Pourquoi la matière a triomphé de l’antimatière ? En d’autres termes, pourquoi l’Univers existe-t-il ? Des chercheurs ont annoncé mercredi « la mesure directe la plus précise jamais réalisée sur l’antimatière », des informations qui pourraient aider à comprendre le mystère.
Imaginez le Big Bang, il y a 13,8 milliards d’années, cet instant où nous passons d’un monde originel à un Univers palpable. Au cours de la toute première seconde qui suit le Big Bang, une inflation s’est déjà produite ; la taille de l’Univers a alors augmenté de façon exponentielle, celui-ci ne se composant que d’une bouillie de particules élémentaires de matière et d’antimatière brûlantes (quarks et anti-quarks, électrons et anti-électrons, neutrinos et anti-neutrinos) qui formeront ensuite des protons ou des neutrons. C’est au cours de cette première seconde que la matière prend le « pas » sur l’antimatière.

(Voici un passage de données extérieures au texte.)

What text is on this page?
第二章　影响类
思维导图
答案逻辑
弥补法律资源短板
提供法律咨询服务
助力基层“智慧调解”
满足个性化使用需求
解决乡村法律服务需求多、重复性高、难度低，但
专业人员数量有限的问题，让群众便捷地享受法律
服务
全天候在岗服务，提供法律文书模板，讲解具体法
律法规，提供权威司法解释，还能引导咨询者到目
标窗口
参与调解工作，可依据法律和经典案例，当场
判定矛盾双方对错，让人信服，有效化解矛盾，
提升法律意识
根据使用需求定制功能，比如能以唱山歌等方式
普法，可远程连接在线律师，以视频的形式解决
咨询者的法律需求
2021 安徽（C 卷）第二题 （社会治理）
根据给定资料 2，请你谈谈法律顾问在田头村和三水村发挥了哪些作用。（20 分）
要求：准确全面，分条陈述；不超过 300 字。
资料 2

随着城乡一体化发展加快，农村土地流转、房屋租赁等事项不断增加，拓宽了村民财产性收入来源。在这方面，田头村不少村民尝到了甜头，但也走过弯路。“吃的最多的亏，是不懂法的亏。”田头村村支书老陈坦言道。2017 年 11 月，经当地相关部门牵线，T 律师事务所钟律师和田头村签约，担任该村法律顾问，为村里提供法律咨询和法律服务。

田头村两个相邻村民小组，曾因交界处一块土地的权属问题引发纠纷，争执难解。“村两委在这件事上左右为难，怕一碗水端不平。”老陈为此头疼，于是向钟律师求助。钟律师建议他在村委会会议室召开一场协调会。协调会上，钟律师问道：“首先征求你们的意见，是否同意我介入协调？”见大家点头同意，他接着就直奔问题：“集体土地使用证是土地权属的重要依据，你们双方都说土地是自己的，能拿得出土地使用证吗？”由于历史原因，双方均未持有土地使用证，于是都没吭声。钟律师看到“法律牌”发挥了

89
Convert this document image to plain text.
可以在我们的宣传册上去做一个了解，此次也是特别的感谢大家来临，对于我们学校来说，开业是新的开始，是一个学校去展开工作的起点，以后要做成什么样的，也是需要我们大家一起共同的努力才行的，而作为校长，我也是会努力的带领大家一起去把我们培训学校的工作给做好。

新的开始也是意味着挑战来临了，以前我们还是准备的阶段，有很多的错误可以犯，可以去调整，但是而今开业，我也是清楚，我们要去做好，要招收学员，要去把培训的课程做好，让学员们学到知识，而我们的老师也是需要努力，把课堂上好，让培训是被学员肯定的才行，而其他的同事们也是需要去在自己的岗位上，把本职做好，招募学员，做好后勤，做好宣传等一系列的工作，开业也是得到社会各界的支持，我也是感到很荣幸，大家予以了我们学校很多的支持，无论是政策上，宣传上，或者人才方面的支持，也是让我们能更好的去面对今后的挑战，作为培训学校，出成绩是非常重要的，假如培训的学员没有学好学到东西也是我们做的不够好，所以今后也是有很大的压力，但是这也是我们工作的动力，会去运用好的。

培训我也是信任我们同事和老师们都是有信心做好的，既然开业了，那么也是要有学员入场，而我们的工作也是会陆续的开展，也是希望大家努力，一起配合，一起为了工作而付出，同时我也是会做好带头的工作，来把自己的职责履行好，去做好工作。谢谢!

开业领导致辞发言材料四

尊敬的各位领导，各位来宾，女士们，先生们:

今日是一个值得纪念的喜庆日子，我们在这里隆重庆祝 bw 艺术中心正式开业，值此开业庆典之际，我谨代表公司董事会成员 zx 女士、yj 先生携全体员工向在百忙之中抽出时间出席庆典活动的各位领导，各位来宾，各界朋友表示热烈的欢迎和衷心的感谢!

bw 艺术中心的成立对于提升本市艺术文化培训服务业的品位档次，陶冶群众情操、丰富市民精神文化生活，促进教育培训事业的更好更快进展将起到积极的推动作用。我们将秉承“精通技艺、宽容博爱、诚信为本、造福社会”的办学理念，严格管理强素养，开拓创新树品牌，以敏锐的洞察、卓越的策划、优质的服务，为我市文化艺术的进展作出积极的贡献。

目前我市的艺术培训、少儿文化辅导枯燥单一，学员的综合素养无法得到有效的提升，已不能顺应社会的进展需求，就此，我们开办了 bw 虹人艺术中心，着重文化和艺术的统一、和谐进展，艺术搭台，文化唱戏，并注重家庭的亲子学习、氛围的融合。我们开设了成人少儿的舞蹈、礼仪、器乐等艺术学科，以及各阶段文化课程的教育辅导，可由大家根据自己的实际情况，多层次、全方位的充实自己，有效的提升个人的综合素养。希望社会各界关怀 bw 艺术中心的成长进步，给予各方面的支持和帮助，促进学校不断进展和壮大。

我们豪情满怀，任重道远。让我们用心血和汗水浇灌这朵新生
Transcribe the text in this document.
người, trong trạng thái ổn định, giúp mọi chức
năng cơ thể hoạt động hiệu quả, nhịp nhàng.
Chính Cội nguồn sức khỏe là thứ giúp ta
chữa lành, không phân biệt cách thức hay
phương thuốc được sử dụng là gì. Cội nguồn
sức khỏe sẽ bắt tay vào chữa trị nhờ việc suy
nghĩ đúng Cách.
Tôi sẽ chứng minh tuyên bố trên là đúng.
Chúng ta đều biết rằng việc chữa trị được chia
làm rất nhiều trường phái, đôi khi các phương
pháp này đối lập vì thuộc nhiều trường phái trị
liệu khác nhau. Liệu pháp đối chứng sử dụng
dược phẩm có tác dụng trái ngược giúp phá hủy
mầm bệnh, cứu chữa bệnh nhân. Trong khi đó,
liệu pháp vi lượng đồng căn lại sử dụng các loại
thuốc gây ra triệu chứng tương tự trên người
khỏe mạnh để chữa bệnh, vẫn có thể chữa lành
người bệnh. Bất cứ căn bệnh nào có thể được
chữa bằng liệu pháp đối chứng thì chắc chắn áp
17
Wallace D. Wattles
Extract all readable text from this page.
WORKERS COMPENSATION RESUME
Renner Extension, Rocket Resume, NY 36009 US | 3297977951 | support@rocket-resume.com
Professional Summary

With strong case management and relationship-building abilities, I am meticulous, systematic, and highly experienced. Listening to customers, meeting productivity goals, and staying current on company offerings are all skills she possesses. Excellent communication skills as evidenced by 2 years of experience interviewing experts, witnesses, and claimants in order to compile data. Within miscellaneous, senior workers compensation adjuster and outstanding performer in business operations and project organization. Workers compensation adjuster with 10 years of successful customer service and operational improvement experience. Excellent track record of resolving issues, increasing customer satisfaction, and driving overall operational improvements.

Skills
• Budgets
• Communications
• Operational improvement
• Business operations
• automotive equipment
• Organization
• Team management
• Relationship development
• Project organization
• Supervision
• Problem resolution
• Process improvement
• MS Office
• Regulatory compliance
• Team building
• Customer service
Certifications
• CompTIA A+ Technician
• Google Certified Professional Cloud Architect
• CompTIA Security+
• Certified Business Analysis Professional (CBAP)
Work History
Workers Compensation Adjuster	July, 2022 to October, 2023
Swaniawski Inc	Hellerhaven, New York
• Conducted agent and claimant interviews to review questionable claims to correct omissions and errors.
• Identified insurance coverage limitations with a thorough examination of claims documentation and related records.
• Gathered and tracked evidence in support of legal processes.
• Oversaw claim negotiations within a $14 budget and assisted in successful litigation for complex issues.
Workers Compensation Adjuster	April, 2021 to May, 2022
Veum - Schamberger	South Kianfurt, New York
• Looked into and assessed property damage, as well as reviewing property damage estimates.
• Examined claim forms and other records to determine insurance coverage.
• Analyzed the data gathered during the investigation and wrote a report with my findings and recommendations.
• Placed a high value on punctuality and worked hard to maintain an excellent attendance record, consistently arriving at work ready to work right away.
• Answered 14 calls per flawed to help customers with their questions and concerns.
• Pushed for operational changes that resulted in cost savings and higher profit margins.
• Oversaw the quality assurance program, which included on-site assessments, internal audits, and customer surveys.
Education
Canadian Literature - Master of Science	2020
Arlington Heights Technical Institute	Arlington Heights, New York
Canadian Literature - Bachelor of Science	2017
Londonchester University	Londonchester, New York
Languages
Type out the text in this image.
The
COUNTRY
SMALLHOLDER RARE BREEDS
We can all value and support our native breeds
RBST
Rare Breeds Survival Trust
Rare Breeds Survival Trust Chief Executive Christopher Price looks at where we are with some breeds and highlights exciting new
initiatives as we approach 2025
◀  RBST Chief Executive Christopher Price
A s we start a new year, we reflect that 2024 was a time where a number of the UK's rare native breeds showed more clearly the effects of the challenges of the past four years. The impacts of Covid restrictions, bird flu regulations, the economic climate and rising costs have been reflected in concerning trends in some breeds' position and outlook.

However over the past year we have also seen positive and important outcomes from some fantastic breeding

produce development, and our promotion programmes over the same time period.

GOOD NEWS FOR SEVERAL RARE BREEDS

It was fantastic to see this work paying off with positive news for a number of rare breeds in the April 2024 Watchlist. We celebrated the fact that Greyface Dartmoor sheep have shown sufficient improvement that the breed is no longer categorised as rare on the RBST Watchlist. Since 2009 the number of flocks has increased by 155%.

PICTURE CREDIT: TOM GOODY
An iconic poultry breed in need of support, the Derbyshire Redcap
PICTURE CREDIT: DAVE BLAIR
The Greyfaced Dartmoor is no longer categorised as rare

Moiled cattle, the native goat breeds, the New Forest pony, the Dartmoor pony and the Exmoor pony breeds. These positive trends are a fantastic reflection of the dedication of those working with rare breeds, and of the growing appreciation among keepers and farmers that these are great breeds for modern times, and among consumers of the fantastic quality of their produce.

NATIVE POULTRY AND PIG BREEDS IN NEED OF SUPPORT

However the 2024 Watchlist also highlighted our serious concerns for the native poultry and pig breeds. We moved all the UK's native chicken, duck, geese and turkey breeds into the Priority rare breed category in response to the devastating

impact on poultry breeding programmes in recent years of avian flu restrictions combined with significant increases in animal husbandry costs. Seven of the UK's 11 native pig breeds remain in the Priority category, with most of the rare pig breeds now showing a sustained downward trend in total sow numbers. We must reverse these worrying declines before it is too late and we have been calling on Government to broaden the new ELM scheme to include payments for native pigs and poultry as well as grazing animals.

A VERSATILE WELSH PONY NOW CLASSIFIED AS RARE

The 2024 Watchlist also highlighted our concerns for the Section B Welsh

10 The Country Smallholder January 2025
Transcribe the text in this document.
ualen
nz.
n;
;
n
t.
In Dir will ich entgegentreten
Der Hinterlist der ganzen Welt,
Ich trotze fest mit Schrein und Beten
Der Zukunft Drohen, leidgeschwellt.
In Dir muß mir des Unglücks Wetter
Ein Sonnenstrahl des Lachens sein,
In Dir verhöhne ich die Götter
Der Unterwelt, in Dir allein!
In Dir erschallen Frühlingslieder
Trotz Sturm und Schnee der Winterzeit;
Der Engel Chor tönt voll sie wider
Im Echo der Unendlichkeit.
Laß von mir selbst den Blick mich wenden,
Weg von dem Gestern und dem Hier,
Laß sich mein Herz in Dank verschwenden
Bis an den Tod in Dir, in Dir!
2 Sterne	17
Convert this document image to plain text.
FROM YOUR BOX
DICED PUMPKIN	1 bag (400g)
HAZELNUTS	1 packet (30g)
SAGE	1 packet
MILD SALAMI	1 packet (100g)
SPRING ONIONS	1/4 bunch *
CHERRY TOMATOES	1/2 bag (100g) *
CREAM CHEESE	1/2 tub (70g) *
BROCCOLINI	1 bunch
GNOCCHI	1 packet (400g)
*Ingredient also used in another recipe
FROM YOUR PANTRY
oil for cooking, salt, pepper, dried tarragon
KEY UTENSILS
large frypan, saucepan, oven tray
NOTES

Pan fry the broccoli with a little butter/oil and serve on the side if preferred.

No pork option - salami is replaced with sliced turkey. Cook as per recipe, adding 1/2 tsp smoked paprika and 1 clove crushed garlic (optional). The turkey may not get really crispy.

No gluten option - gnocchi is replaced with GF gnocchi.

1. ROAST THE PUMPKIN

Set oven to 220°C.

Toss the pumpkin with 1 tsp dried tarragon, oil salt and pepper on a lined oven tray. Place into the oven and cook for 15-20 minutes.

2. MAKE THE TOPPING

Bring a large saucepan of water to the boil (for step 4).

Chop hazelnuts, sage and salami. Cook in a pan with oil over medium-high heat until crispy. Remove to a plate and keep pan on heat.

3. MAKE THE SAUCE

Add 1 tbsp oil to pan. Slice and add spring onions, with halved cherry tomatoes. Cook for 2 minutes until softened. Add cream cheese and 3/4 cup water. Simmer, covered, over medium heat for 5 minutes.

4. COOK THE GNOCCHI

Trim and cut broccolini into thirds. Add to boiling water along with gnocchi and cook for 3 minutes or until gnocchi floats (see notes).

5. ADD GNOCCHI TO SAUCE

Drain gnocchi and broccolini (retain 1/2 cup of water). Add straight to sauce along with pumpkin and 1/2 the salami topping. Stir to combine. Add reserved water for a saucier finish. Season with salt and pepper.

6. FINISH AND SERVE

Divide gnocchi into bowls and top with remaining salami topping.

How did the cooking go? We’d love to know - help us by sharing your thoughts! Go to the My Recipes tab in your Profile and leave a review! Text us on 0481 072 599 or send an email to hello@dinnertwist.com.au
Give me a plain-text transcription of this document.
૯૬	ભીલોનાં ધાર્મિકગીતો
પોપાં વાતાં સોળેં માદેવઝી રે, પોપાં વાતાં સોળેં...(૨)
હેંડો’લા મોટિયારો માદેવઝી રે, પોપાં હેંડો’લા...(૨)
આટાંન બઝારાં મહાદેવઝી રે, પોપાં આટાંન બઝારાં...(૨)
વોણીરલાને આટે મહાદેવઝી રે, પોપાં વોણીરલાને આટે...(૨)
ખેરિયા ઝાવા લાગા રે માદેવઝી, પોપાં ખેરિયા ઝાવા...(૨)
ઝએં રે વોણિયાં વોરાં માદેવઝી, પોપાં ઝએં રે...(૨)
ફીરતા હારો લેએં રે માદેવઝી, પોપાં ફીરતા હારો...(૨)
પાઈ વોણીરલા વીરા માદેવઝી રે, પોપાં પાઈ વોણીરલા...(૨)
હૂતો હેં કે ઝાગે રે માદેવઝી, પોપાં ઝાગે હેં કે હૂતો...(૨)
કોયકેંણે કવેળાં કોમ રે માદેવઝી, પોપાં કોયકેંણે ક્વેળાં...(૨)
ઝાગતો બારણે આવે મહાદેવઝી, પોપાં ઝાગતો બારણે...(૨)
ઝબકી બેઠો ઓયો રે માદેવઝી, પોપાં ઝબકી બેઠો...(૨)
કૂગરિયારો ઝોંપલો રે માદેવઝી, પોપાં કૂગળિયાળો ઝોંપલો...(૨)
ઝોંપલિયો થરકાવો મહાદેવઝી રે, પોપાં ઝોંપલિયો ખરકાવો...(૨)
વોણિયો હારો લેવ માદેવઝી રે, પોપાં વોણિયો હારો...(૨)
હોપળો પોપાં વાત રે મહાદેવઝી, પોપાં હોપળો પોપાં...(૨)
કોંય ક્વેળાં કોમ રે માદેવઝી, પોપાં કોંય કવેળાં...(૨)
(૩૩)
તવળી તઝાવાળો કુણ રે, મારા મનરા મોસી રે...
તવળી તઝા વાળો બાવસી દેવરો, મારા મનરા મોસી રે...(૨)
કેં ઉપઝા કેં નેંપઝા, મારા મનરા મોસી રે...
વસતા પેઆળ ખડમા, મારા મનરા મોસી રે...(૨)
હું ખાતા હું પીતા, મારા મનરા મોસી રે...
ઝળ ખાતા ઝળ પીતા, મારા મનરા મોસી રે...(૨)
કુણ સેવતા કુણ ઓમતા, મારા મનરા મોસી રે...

Les deux ont été produites en même quantité au moment du Big Bang; seulement, et pour une raison que les cosmologistes ignorent encore, les deux ne se sont pas comportées de la même manière. Si les deux matières se rencontrent, elles s’annihilent. Or, la matière a remporté son match contre l’antimatière. Ainsi, au terme de ce processus d’annihilation, au lieu de la disparition de tout ce petit monde, il est demeuré un surplus de matière. C’est pourquoi nous sommes encore ici, 13,8 milliards d’années plus tard. Comment alors est-ce possible ? Si matière et antimatière ont été produites en même quantité, comment se fait-il que la matière ait « pris le pas » sur l’antimatière ?
C’est ce que les scientifiques tentent de comprendre depuis des décennies. Mais l’antimatière est difficile à produire et à piéger, et ces propriétés difficiles à mesurer. L’équipe d’Alpha, du CERN, est néanmoins parvenue à produire des atomes d’anti-hydrogène. Puis en 2016, ils ont observé pour la première fois le comportement d’un atome d’antimatière, l’antihydrogène, sous des rayons ultraviolets. Ils ont depuis étudié la réaction d’environ 15.000 de ces atomes, établissant des mesures spectroscopiques d’une précision encore jamais réalisée sur de l’antimatière. Des données qu’ils ont comparées à celles de l’hydrogène.
Les résultats de cette nouvelle comparaison entre les empreintes spectrales de l’hydrogène et celles de son jumeau miroir sont encore en cours, mais les nouvelles sont frustrantes – elles correspondent à seulement deux parties par billion. S’ils se révélaient être un tout petit peu différents, les physiciens pourraient enfin avoir un moyen d’expliquer pourquoi notre Univers contient plus de matière que d’antimatière.
« Jusqu’à présent, ils se ressemblent« , déclare Jeffrey Hangst de l’expérience Alpha du CERN. Avoir pu mesurer avec une telle précision les propriétés de l’antimatière reste néanmoins une sacrée performance. Autant voir le verre à moitié plein. Nous allons devoir attendre un peu plus longtemps avant de comprendre pourquoi nous existons.
Vous retrouverez tous les détails de cette étude dans la revue Nature.